Hollywood employees impersonate buyers to get into homes

City employees go undercover to bust homeowners

By Jeff Weinsier

HOLLYWOOD, Fla. - City of Hollywood employees said they are bending the rules to protect the public, but some claim they have gone too far.

Local 10 News learned the city's code compliance officers are posing as potential home buyers to gain access into a house and look for violations.

Mildred Leon thought the man she was letting into her house was interested in buying it.

Leon, who is selling a home in Emerald Hills, said he called and expressed interest in her house. She said the code compliance officer came to her house wearing civilian clothes and had no visible city identification. 

"He ... walked around our house and told us a story that he was moving over to this area from Cooper City," Leon said.

That same day, the city slapped Leon with nine code violations. The city said she had no permits for a remodeled kitchen, bathrooms, work done on the pool, the air conditioning and the sprinkler system.
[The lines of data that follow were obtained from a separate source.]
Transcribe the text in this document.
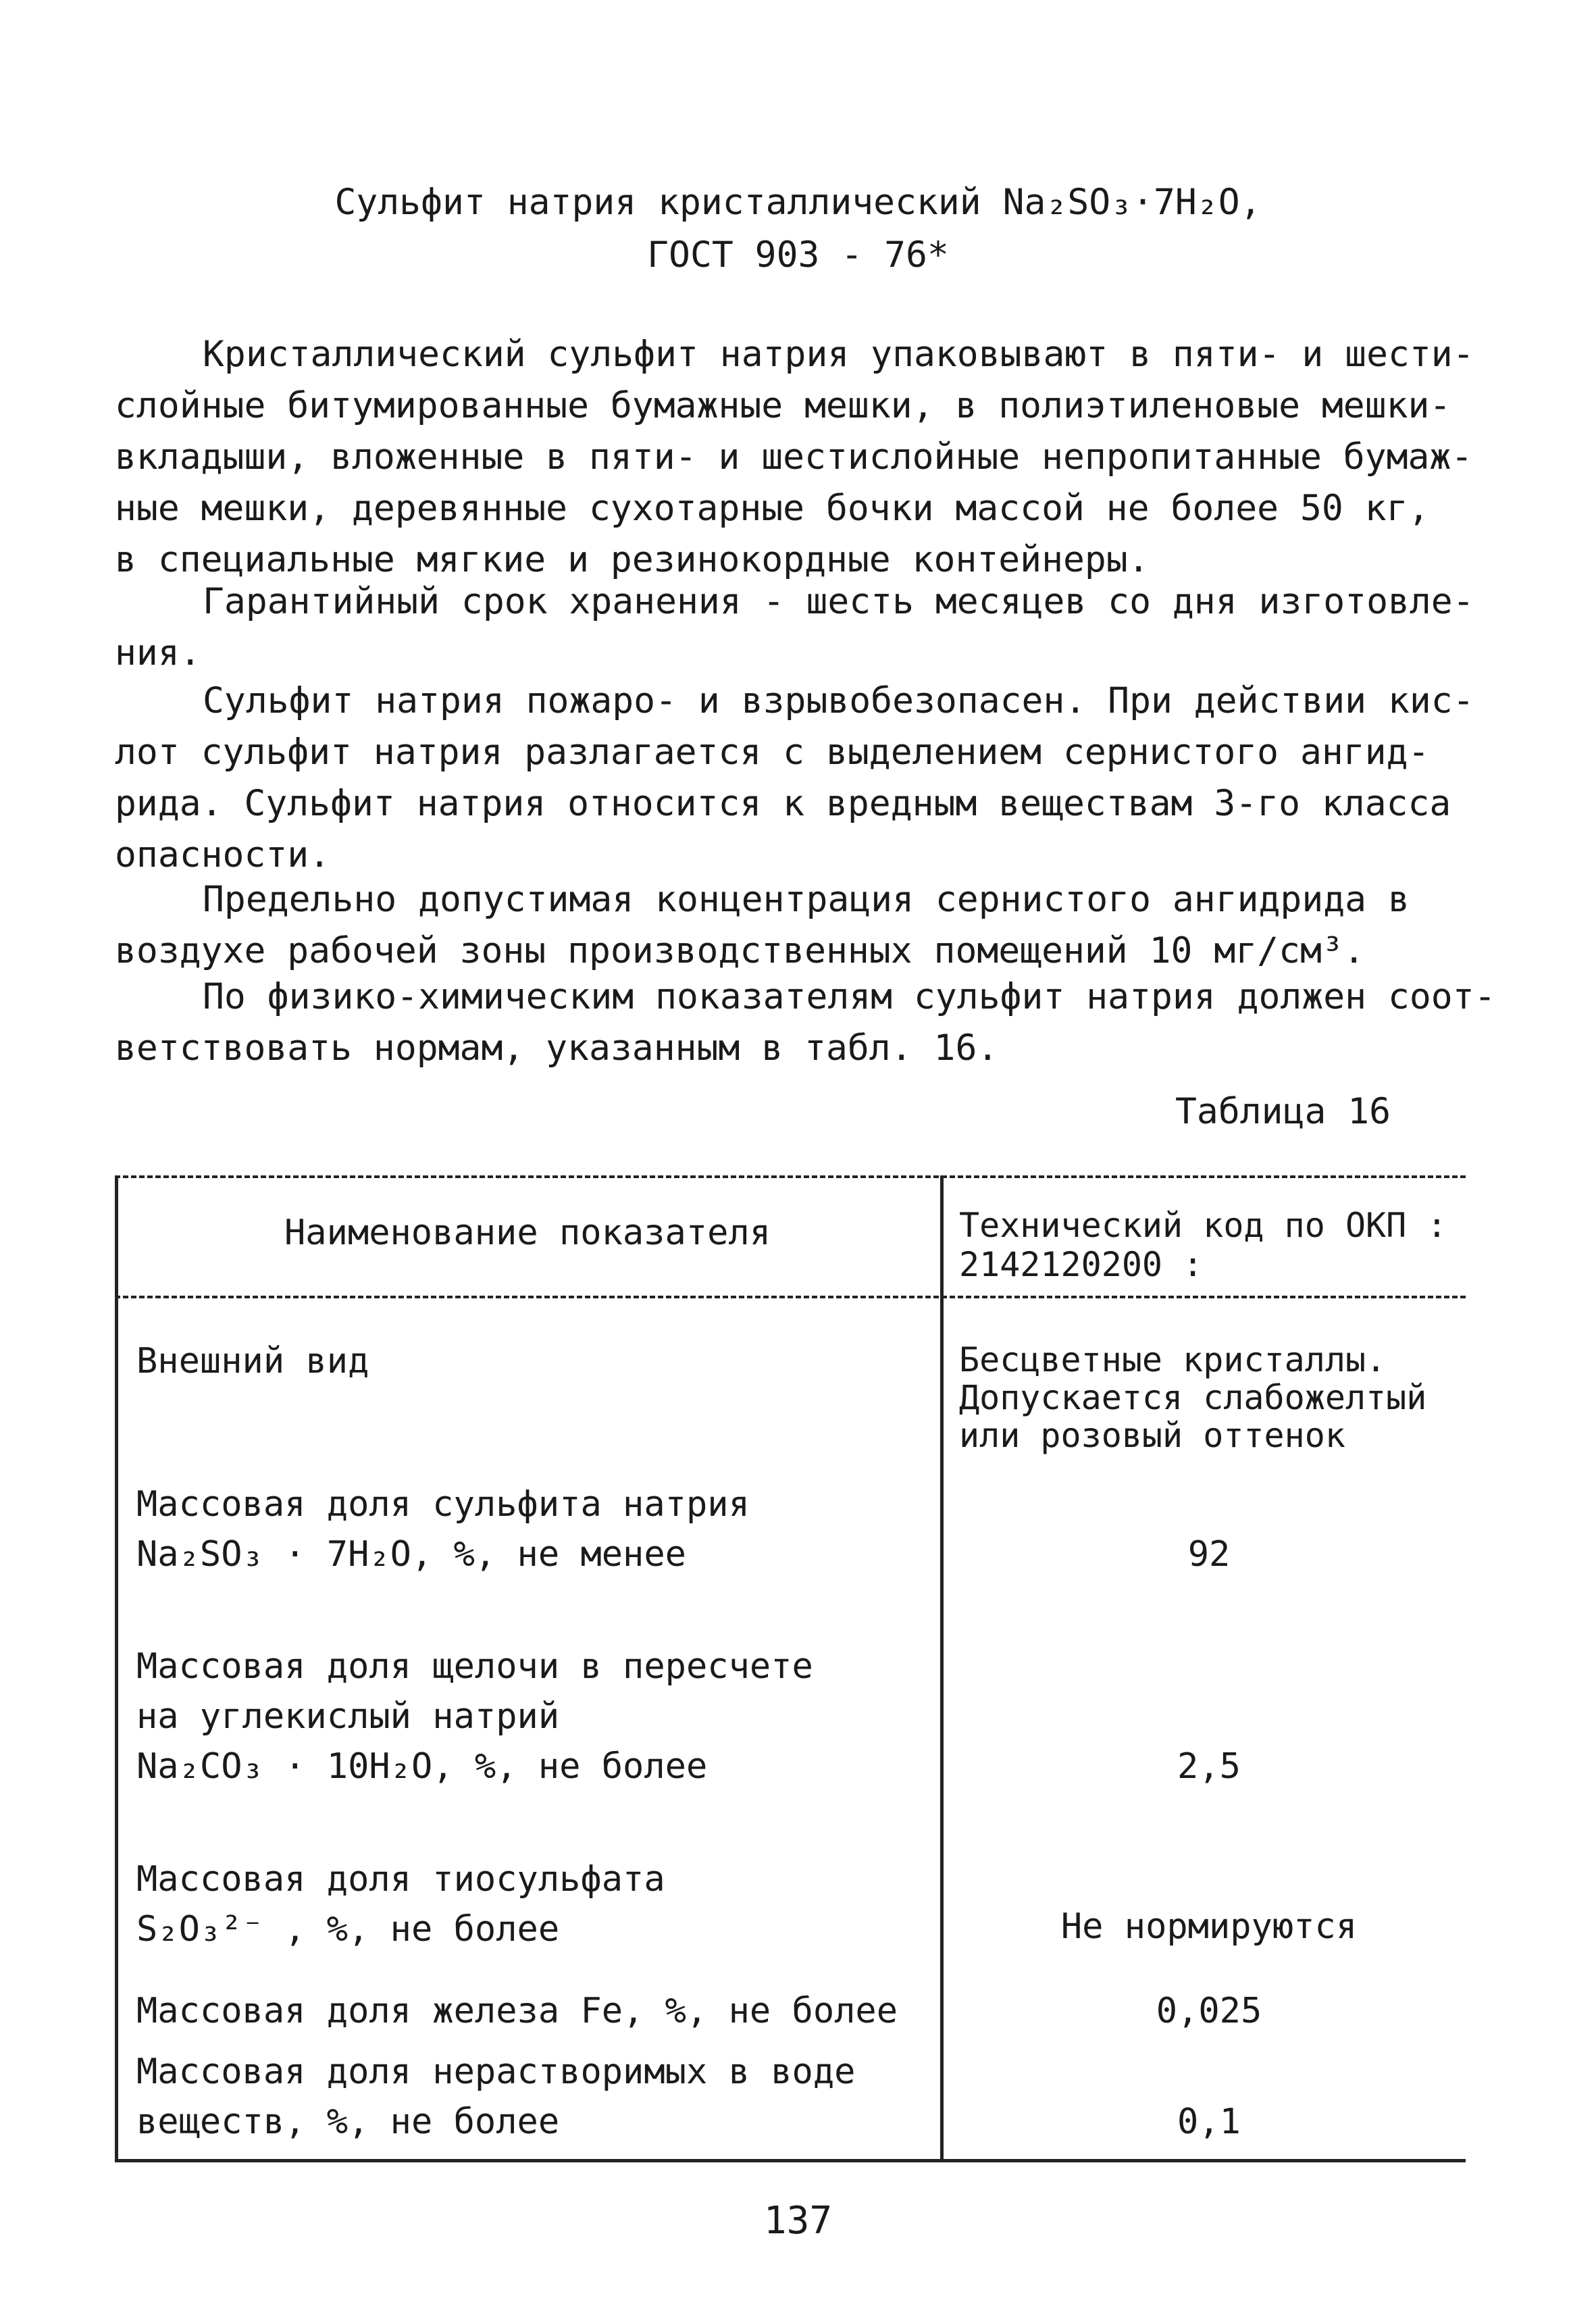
Сульфит натрия кристаллический Na₂SO₃·7H₂O,
ГОСТ 903 - 76*

Кристаллический сульфит натрия упаковывают в пяти- и шести-
слойные битумированные бумажные мешки, в полиэтиленовые мешки-
вкладыши, вложенные в пяти- и шестислойные непропитанные бумаж-
ные мешки, деревянные сухотарные бочки массой не более 50 кг,
в специальные мягкие и резинокордные контейнеры.

Гарантийный срок хранения - шесть месяцев со дня изготовле-
ния.

Сульфит натрия пожаро- и взрывобезопасен. При действии кис-
лот сульфит натрия разлагается с выделением сернистого ангид-
рида. Сульфит натрия относится к вредным веществам 3-го класса
опасности.

Предельно допустимая концентрация сернистого ангидрида в
воздухе рабочей зоны производственных помещений 10 мг/см³.

По физико-химическим показателям сульфит натрия должен соот-
ветствовать нормам, указанным в табл. 16.

Таблица 16
Наименование показателя	Технический код по ОКП :
2142120200 :
Внешний вид	Бесцветные кристаллы.
Допускается слабожелтый
или розовый оттенок
Массовая доля сульфита натрия
Na₂SO₃ · 7H₂O, %, не менее	92
Массовая доля щелочи в пересчете
на углекислый натрий
Na₂CO₃ · 10H₂O, %, не более	2,5
Массовая доля тиосульфата
S₂O₃²⁻ , %, не более	Не нормируются
Массовая доля железа Fe, %, не более	0,025
Массовая доля нерастворимых в воде
веществ, %, не более	0,1
137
Leon later found out the person she allowed in to look at the house was Lou Brignardello, a Hollywood code compliance officer.

Leon is not alone.

"We did a walk through and talked about his financial situation," realtor Lionel Mignot said. "He told me he was relocating from Cooper City with his two daughters and his wife."

Mignot said the property he has listed was slapped with similar interior violations.
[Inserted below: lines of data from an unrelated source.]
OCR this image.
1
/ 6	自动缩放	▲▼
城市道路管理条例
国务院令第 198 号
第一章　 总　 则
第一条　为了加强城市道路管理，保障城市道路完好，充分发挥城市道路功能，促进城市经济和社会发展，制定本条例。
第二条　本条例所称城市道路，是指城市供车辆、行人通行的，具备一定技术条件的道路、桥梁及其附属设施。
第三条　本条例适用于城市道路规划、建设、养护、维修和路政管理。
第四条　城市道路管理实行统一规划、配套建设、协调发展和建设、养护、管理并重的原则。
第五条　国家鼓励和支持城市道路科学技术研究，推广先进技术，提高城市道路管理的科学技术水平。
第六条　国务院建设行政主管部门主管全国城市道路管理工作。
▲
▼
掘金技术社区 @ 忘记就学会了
Orin Hillel bought, remodeled and has a house under contract in Hollywood. Brignardello, posing as a home buyer as well, also cited him.

"(He looked) around and asked me, you know, about the work that was done," HIllel said. "He asked if he could take pictures."

Hillel, too, was slapped with a list of violations for work without a permit that will likely cost him hundreds of dollars in penalties.

After showing the house, Hillel got a deceiving text message from Brignardello claiming that he wasn't interested anymore because his wife didn't like the house.

This is a text message between a Hollywood employee and a homeowner.

"I'm really upset at the way that they are conducting business in this city," Leon said. 

Mignot agrees. 

"I didn't understand the reason for the lying," Mignot said.

John Chidsey has been head of Hollywood code compliance for three months. He came up with the idea.

He said code enforcement officers have been instructed to go to open houses on the weekend as well.

Despite the city's own rules saying employees cannot be deliberately dishonest or deceptive, the city attorney and the city manager gave Chidsey the green light.

The city of Hollywood has rules pertaining to dishonesty.

Chidsey said he's protecting the public.

He said in many cases investors buying and flipping while looking for a quick buck are cutting corners.

"It's an epidemic," Chidsey said.

Chidsey said insurance companies may not cover a buyer if work isn't permitted and there is a fire or flood.

"What surprises me the most is that the work is so substandard and against the building code and unsafe," Chidsey said. "It's a life safety issue, not only for a potential buyer, but for the neighbors as well." 

Chidsey said most homeowners and those flipping houses know the rules.

"If we deal with 20 (of them), 19 of them knew exactly what they were doing," Chidsey said.